What’s going on here?
The CFTC’s well-publicised crackdown on commodity speculation in the US is clearly forcing some financial institutions to look at alternative ways of providing trading and investment exposure to raw materials. That means both outside of US trading venues and also in the form of physical ownership, rather than via futures.
Will the future of world commodity trading be in Shanghai, Dubai or even Moscow? If that seems far-fetched, remember that clumsy regulation has pushed markets overseas before – much dollar bond issuance moved to Europe in the 1960s as a response to the US Interest Equalization Tax of 1963, for example. And, of course, the main commodity exporter countries will have a significant say in how the trading infrastructure develops.

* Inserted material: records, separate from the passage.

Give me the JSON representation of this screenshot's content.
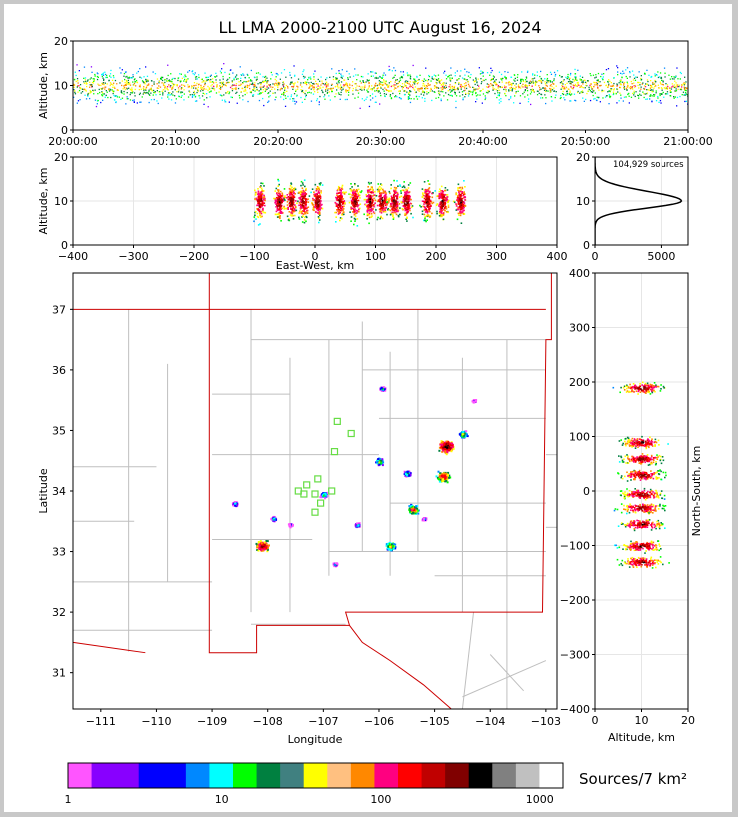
{
  "title": "LL LMA 2000-2100 UTC August 16, 2024",
  "source_count_label": "104,929 sources",
  "colorbar_label": "Sources/7 km²",
  "colors": {
    "colorbar": [
      "#ff55ff",
      "#8800ff",
      "#8800ff",
      "#0000ff",
      "#0000ff",
      "#0088ff",
      "#00ffff",
      "#00ff00",
      "#008040",
      "#408080",
      "#ffff00",
      "#ffc080",
      "#ff8800",
      "#ff0080",
      "#ff0000",
      "#c00000",
      "#800000",
      "#000000",
      "#808080",
      "#c0c0c0",
      "#ffffff"
    ],
    "border": "#cc0000",
    "county": "#bfbfbf",
    "station": "#66dd44"
  },
  "chart_data": [
    {
      "id": "time-height",
      "type": "heatmap",
      "xlabel": "",
      "ylabel": "Altitude, km",
      "ylim": [
        0,
        20
      ],
      "xticks": [
        "20:00:00",
        "20:10:00",
        "20:20:00",
        "20:30:00",
        "20:40:00",
        "20:50:00",
        "21:00:00"
      ],
      "yticks": [
        0,
        10,
        20
      ]
    },
    {
      "id": "ew-height",
      "type": "heatmap",
      "xlabel": "East-West, km",
      "ylabel": "Altitude, km",
      "xlim": [
        -400,
        400
      ],
      "ylim": [
        0,
        20
      ],
      "xticks": [
        -400,
        -300,
        -200,
        -100,
        0,
        100,
        200,
        300,
        400
      ],
      "yticks": [
        0,
        10,
        20
      ],
      "clusters_x": [
        -92,
        -60,
        -40,
        -20,
        3,
        40,
        65,
        90,
        110,
        130,
        150,
        185,
        210,
        240
      ]
    },
    {
      "id": "altitude-histogram",
      "type": "line",
      "xticks": [
        0,
        5000
      ],
      "yticks": [
        0,
        10,
        20
      ],
      "xlim": [
        0,
        7000
      ],
      "ylim": [
        0,
        20
      ],
      "peak": {
        "altitude_km": 10,
        "count": 6500
      }
    },
    {
      "id": "plan-view",
      "type": "heatmap",
      "xlabel": "Longitude",
      "ylabel": "Latitude",
      "xlim": [
        -111.5,
        -102.8
      ],
      "ylim": [
        30.4,
        37.6
      ],
      "xticks": [
        -111,
        -110,
        -109,
        -108,
        -107,
        -106,
        -105,
        -104,
        -103
      ],
      "yticks": [
        31,
        32,
        33,
        34,
        35,
        36,
        37
      ],
      "storm_cells": [
        {
          "lon": -108.1,
          "lat": 33.1,
          "size": 1.0
        },
        {
          "lon": -105.4,
          "lat": 33.7,
          "size": 0.8
        },
        {
          "lon": -104.8,
          "lat": 34.75,
          "size": 1.1
        },
        {
          "lon": -104.85,
          "lat": 34.25,
          "size": 0.9
        },
        {
          "lon": -104.5,
          "lat": 34.95,
          "size": 0.6
        },
        {
          "lon": -106.0,
          "lat": 34.5,
          "size": 0.6
        },
        {
          "lon": -105.8,
          "lat": 33.1,
          "size": 0.7
        },
        {
          "lon": -105.95,
          "lat": 35.7,
          "size": 0.4
        },
        {
          "lon": -108.6,
          "lat": 33.8,
          "size": 0.4
        },
        {
          "lon": -107.9,
          "lat": 33.55,
          "size": 0.4
        },
        {
          "lon": -107.6,
          "lat": 33.45,
          "size": 0.3
        },
        {
          "lon": -107.0,
          "lat": 33.95,
          "size": 0.5
        },
        {
          "lon": -106.4,
          "lat": 33.45,
          "size": 0.4
        },
        {
          "lon": -106.8,
          "lat": 32.8,
          "size": 0.3
        },
        {
          "lon": -105.5,
          "lat": 34.3,
          "size": 0.5
        },
        {
          "lon": -104.3,
          "lat": 35.5,
          "size": 0.25
        },
        {
          "lon": -105.2,
          "lat": 33.55,
          "size": 0.3
        }
      ],
      "stations": [
        {
          "lon": -107.1,
          "lat": 34.2
        },
        {
          "lon": -107.3,
          "lat": 34.1
        },
        {
          "lon": -107.45,
          "lat": 34.0
        },
        {
          "lon": -107.15,
          "lat": 33.95
        },
        {
          "lon": -107.05,
          "lat": 33.8
        },
        {
          "lon": -107.15,
          "lat": 33.65
        },
        {
          "lon": -106.85,
          "lat": 34.0
        },
        {
          "lon": -106.8,
          "lat": 34.65
        },
        {
          "lon": -106.75,
          "lat": 35.15
        },
        {
          "lon": -106.5,
          "lat": 34.95
        },
        {
          "lon": -107.35,
          "lat": 33.95
        }
      ]
    },
    {
      "id": "height-ns",
      "type": "heatmap",
      "xlabel": "Altitude, km",
      "ylabel": "North-South, km",
      "xlim": [
        0,
        20
      ],
      "ylim": [
        -400,
        400
      ],
      "xticks": [
        0,
        10,
        20
      ],
      "yticks": [
        -400,
        -300,
        -200,
        -100,
        0,
        100,
        200,
        300,
        400
      ],
      "clusters_y": [
        190,
        90,
        60,
        30,
        -5,
        -30,
        -60,
        -100,
        -130
      ]
    },
    {
      "id": "colorbar",
      "type": "table",
      "ticks": [
        "1",
        "10",
        "100",
        "1000"
      ]
    }
  ]
}
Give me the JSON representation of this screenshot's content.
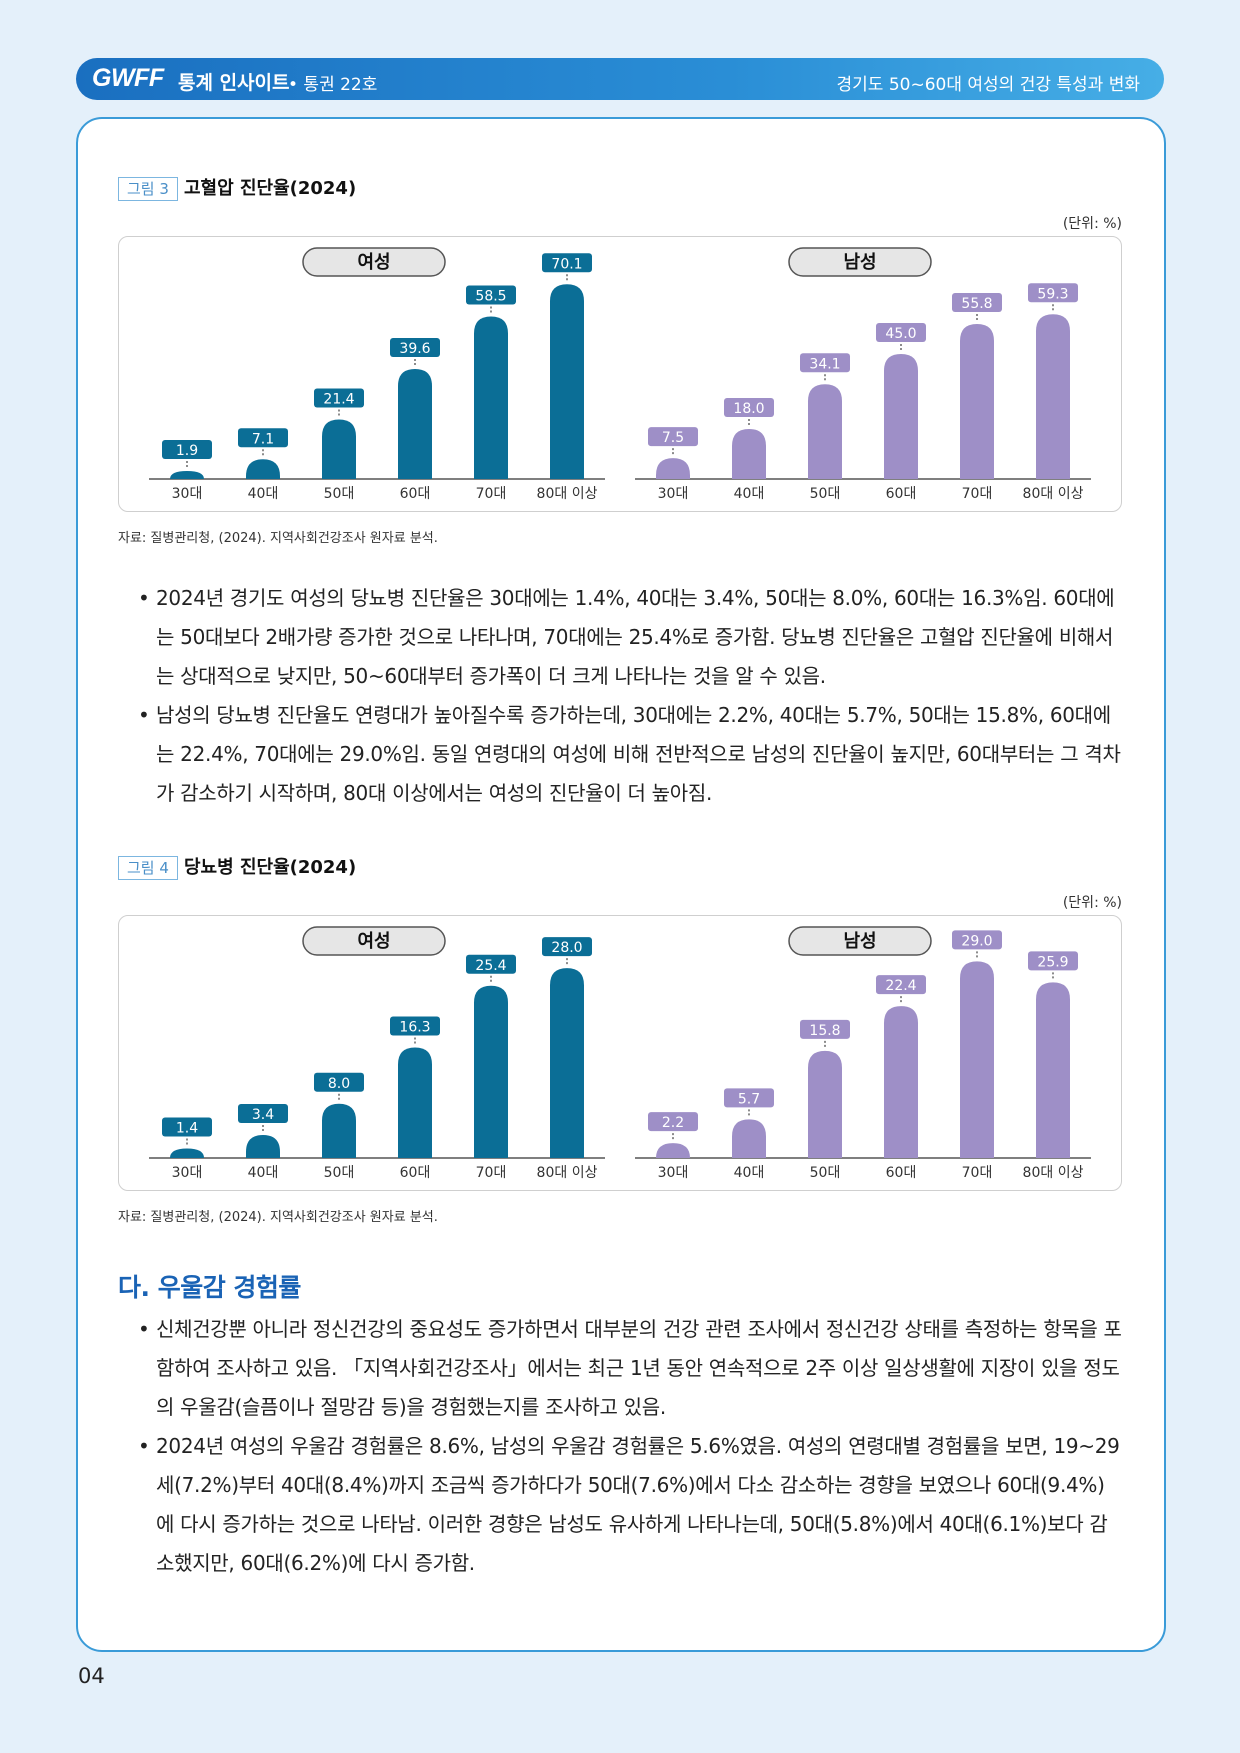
{
  "header": {
    "logo": "GWFF",
    "series": "통계 인사이트",
    "issue": "• 통권 22호",
    "topic": "경기도 50~60대 여성의 건강 특성과 변화"
  },
  "figures": [
    {
      "tag": "그림 3",
      "title": "고혈압 진단율(2024)",
      "unit": "(단위: %)",
      "source": "자료: 질병관리청, (2024). 지역사회건강조사 원자료 분석.",
      "chart_data": [
        {
          "type": "bar",
          "title": "여성",
          "categories": [
            "30대",
            "40대",
            "50대",
            "60대",
            "70대",
            "80대 이상"
          ],
          "values": [
            1.9,
            7.1,
            21.4,
            39.6,
            58.5,
            70.1
          ],
          "ylim": [
            0,
            72
          ],
          "color": "#0b6e96"
        },
        {
          "type": "bar",
          "title": "남성",
          "categories": [
            "30대",
            "40대",
            "50대",
            "60대",
            "70대",
            "80대 이상"
          ],
          "values": [
            7.5,
            18.0,
            34.1,
            45.0,
            55.8,
            59.3
          ],
          "ylim": [
            0,
            72
          ],
          "color": "#9e8fc7"
        }
      ]
    },
    {
      "tag": "그림 4",
      "title": "당뇨병 진단율(2024)",
      "unit": "(단위: %)",
      "source": "자료: 질병관리청, (2024). 지역사회건강조사 원자료 분석.",
      "chart_data": [
        {
          "type": "bar",
          "title": "여성",
          "categories": [
            "30대",
            "40대",
            "50대",
            "60대",
            "70대",
            "80대 이상"
          ],
          "values": [
            1.4,
            3.4,
            8.0,
            16.3,
            25.4,
            28.0
          ],
          "ylim": [
            0,
            29.5
          ],
          "color": "#0b6e96"
        },
        {
          "type": "bar",
          "title": "남성",
          "categories": [
            "30대",
            "40대",
            "50대",
            "60대",
            "70대",
            "80대 이상"
          ],
          "values": [
            2.2,
            5.7,
            15.8,
            22.4,
            29.0,
            25.9
          ],
          "ylim": [
            0,
            29.5
          ],
          "color": "#9e8fc7"
        }
      ]
    }
  ],
  "paragraphs1": [
    "2024년 경기도 여성의 당뇨병 진단율은 30대에는 1.4%, 40대는 3.4%, 50대는 8.0%, 60대는 16.3%임. 60대에는 50대보다 2배가량 증가한 것으로 나타나며, 70대에는 25.4%로 증가함. 당뇨병 진단율은 고혈압 진단율에 비해서는 상대적으로 낮지만, 50~60대부터 증가폭이 더 크게 나타나는 것을 알 수 있음.",
    "남성의 당뇨병 진단율도 연령대가 높아질수록 증가하는데, 30대에는 2.2%, 40대는 5.7%, 50대는 15.8%, 60대에는 22.4%, 70대에는 29.0%임. 동일 연령대의 여성에 비해 전반적으로 남성의 진단율이 높지만, 60대부터는 그 격차가 감소하기 시작하며, 80대 이상에서는 여성의 진단율이 더 높아짐."
  ],
  "section": {
    "title": "다. 우울감 경험률",
    "paragraphs": [
      "신체건강뿐 아니라 정신건강의 중요성도 증가하면서 대부분의 건강 관련 조사에서 정신건강 상태를 측정하는 항목을 포함하여 조사하고 있음. 「지역사회건강조사」에서는 최근 1년 동안 연속적으로 2주 이상 일상생활에 지장이 있을 정도의 우울감(슬픔이나 절망감 등)을 경험했는지를 조사하고 있음.",
      "2024년 여성의 우울감 경험률은 8.6%, 남성의 우울감 경험률은 5.6%였음. 여성의 연령대별 경험률을 보면, 19~29세(7.2%)부터 40대(8.4%)까지 조금씩 증가하다가 50대(7.6%)에서 다소 감소하는 경향을 보였으나 60대(9.4%)에 다시 증가하는 것으로 나타남. 이러한 경향은 남성도 유사하게 나타나는데, 50대(5.8%)에서 40대(6.1%)보다 감소했지만, 60대(6.2%)에 다시 증가함."
    ]
  },
  "page_number": "04"
}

But don’t forget the Russian angle in the mooted aluminium ETF, which is an intriguing story in itself. As the Globe and Mail account highlights, Glencore’s involvement in the structure is linked to its acquisition of metal from Rusal, the world’s largest producer. Glencore also holds (via a subsidiary) a 9.7% stake in Rusal. A source tells me that Credit Suisse has looked at involving Rusal in providing storage facilities if the physically backed aluminium ETF goes ahead.
One of the reasons for the lack of precise information on the ETF’s launch date is surely a complicated corporate deal that’s going on in the background. As the Times reported at the weekend, Rusal, which is controlled by Oleg Deripaska, is seeking to float 10% of its shares in Hong Kong by the end of the year. Deripaska is bound by a 2006 commitment to buy out Glencore’s stake in Rusal by the same date, and his financial difficulties as a result of the credit crunch mean that he probably needs the flotation to go ahead to raise the necessary cash. Advising on this deal is…Credit Suisse (with Goldman Sachs). So a successful corporate restructuring will probably go hand in hand with the ETF launch, and in a real sense the aluminium ETF’s debut probably depends on the health of the Russian equity market between now and the end of the year.
Finally, it will be fascinating to see how the new ETF – if launched – deals with the question of storage costs. The advantage of physically backed commodity trackers is that they avoid the problem of having to roll futures contracts on a regular basis, which can result in a substantial return “drift” when the futures curve is in contango or backwardation. For precious metals, storage costs are relatively insignificant, but for industrial metals the costs can be large, and they will need to be made explicit to investors. Having a tie-up with the world’s largest aluminium producer isn’t a bad start – but the devil will be in the detail.